Hay quien nace así. No tiene remedio». Colette se empeñó en acompañarme hasta el lindero del bosque. De vez en cuando, tropezaba con una piedra y se agarraba a mi brazo. Le toqué la mano; la tenía helada.
—Anda, vuelve a casa —le dije—. O empeorarás.
—¿No está enfadado? —me preguntó y, sin esperar respuesta, añadió—: Cuando vea a mamá, no le diga nada. Pensaría que es algo grave y se preocuparía.
—Ni siquiera le diré que te he visto.
—¡Cuánto lo quiero, primo Silvio! —exclamó echándome los brazos al cuello—. Usted lo entiende todo.
Era casi una confesión, y sentí que mi deber era ponerla en guardia.
—Tu marido, tu hijo, tu casa… —empecé, pero Colette se apartó de un salto y, con una mezcla de rabia y dolor, exclamó:
—¡Lo sé, lo sé, lo sé todo! Pero no quiero a mi marido. Quiero a otro. ¡Déjenos tranquilos! Es asunto nuestro —añadió con esfuerzo, y se fue tan deprisa que no me dio tiempo a acabar la frase.
¡Extraña locura! El amor a los veinte años se parece a un acceso de fiebre, a un delirio. Cuando termina, cuesta recordar otros… El ardor de la sangre, que se apaga pronto… Ante aquella llamarada de sueños y deseos, qué viejo[1], qué frío, qué sensato me sentía…
En Coudray, llamé a la ventana del comedor y dije que me había perdido. El viejo, que sabe que vagabundeo por los bosques desde la infancia, no se atrevió a negarme una habitación. En cuanto a la cena, no me anduve con rodeos. Fui a la cocina y le pedí un plato de sopa a la cocinera. Me lo dio, con un buen trozo de queso y un pedazo de pan de propina. Volví para comérmelos junto al fuego. En la sala no había más luz que la de las llamas; ahorran electricidad.
Pregunté por Marc Ohnet.
—Se ha ido.
—¿Ha cenado con ustedes?
—Sí —gruñó el viejo.
—¿Lo ven a menudo?
Declos fingió no haberme oído. Su mujer tenía la labor en las manos, pero no cosía.
—No vayas a cansarte, ¡eh! —le gruñó el viejo.
—No puedo trabajar, no hay luz —murmuró ella, ausente, y se volvió hacia mí—. ¿No había nadie en el Molino Nuevo?
—No lo sé. No he llegado hasta allí. El bosque está tan oscuro que no he podido seguir. Me daba miedo caerme al estanque.
—Ah, pero ¿hay un estanque en el bosque? —dijo ella.
Al ver que la miraba, esbozó una media sonrisa con una mezcla de sorna e íntimo regocijo; luego, soltó la labor sobre la mesa y se quedó inmóvil, con las manos entrelazadas sobre las rodillas y la cabeza baja.
Entró la criada.
—He puesto sábanas en la cama del señor —me dijo. El viejo Declos parecía dormido; llevaba un buen rato sin hablar, sin moverse, con la boca abierta; las mejillas hundidas y la tez demacrada le daban un aspecto cadavérico—. He encendido la chimenea de su habitación; de noche refresca —continuó la criada, pero se interrumpió bruscamente.
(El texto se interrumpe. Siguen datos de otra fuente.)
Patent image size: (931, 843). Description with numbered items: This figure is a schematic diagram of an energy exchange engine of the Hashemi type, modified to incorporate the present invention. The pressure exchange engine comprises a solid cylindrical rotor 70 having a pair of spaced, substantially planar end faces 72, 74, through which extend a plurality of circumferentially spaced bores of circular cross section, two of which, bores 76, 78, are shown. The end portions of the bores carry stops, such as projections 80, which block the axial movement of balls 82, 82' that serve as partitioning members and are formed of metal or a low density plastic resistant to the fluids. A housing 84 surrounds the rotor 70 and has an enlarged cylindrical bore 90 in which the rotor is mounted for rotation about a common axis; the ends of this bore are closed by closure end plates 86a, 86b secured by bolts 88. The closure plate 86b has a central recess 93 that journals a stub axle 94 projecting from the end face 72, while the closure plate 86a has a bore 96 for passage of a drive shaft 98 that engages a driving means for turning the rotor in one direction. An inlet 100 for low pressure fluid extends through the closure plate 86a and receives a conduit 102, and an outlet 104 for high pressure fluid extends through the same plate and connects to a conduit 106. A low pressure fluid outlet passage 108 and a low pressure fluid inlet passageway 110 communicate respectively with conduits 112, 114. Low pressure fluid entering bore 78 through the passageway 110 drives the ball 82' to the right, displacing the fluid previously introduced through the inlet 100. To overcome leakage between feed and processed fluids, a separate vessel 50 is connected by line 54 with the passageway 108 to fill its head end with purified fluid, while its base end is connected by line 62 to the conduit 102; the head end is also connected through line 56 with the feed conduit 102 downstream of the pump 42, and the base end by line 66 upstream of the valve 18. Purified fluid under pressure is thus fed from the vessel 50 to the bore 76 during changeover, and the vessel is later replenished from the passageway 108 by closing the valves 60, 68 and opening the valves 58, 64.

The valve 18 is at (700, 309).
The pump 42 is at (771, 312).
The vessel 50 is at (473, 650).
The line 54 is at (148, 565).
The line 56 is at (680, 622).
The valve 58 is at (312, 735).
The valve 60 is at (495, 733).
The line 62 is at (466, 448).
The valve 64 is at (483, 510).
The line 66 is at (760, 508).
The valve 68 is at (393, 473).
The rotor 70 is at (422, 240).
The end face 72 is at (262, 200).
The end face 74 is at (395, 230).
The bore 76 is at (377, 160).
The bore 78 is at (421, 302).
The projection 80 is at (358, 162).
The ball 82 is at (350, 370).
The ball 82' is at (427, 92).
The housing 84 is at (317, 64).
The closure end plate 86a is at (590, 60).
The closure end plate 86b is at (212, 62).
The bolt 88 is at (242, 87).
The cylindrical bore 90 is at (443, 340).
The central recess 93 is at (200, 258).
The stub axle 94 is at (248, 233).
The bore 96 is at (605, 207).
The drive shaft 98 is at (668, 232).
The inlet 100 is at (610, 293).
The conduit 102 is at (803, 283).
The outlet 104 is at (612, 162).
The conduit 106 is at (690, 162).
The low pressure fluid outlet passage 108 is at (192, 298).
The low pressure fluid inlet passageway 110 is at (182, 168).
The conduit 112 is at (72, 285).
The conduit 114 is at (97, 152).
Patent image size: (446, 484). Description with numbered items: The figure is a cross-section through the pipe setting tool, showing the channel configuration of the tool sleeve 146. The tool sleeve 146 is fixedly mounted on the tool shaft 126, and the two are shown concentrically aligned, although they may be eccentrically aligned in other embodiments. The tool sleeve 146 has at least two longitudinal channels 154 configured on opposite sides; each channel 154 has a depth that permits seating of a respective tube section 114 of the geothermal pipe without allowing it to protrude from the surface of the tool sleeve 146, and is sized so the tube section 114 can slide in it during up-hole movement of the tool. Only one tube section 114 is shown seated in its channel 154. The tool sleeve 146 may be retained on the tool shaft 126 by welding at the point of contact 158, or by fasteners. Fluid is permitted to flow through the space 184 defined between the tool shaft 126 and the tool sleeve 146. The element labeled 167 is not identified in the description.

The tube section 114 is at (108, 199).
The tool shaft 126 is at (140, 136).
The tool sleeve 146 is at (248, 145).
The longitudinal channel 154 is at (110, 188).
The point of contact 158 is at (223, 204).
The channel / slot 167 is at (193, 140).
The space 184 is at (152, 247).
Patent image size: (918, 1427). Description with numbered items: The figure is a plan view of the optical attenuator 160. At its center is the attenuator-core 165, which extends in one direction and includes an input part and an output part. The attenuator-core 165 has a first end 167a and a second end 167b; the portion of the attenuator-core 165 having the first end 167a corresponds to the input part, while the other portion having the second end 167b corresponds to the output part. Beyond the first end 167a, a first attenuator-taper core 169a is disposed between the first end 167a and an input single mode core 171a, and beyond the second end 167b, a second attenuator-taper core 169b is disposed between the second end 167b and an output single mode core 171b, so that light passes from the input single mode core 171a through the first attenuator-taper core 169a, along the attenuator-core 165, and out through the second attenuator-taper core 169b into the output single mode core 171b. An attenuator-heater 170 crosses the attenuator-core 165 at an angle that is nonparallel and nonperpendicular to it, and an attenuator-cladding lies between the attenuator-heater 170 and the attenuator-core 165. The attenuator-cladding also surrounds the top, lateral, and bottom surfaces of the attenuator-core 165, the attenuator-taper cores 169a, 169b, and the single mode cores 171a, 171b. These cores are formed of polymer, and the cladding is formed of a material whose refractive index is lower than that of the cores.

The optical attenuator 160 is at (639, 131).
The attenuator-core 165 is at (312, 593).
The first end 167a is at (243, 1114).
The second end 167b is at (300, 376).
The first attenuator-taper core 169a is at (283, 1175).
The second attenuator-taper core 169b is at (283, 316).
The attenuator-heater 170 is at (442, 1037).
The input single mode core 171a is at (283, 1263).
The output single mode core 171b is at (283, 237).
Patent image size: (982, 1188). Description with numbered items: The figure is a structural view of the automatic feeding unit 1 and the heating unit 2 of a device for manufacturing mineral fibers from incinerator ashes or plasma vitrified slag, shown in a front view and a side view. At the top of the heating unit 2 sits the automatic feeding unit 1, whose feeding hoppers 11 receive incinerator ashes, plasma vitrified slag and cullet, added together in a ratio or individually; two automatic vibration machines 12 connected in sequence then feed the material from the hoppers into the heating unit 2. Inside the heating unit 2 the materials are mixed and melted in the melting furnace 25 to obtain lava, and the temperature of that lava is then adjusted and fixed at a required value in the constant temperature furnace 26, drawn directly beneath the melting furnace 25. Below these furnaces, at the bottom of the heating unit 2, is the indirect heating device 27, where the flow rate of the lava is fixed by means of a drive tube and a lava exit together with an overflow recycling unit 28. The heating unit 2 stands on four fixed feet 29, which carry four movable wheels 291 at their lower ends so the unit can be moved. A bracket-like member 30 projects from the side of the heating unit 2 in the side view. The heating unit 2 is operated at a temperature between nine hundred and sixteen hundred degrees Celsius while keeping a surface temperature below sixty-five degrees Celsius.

Brigitte se había levantado y parecía muy alterada. La criada y yo la mirábamos sin comprender.
—¿No han oído nada? —preguntó al cabo de unos instantes.
—No. ¿Qué ocurre?
—No sé… Me ha parecido… Me habré equivocado… Me ha parecido oír un grito.
Me puse a escuchar, pero el silencio, casi angustioso, de nuestras noches campesinas era absoluto. Ni siquiera se oía viento.
—Yo no oigo nada —dije.
La criada se marchó. Yo no subí a acostarme; miré a Brigitte, que se había acercado a la chimenea, temblando. Ella sorprendió mi mirada.
—Sí, las noches son muy frías —dijo maquinalmente.
Extendió las manos como si quisiera calentárselas al fuego; luego, olvidándose de mi presencia, se tapó la cara con ellas. De pronto, se oyó chirriar la verja del jardín.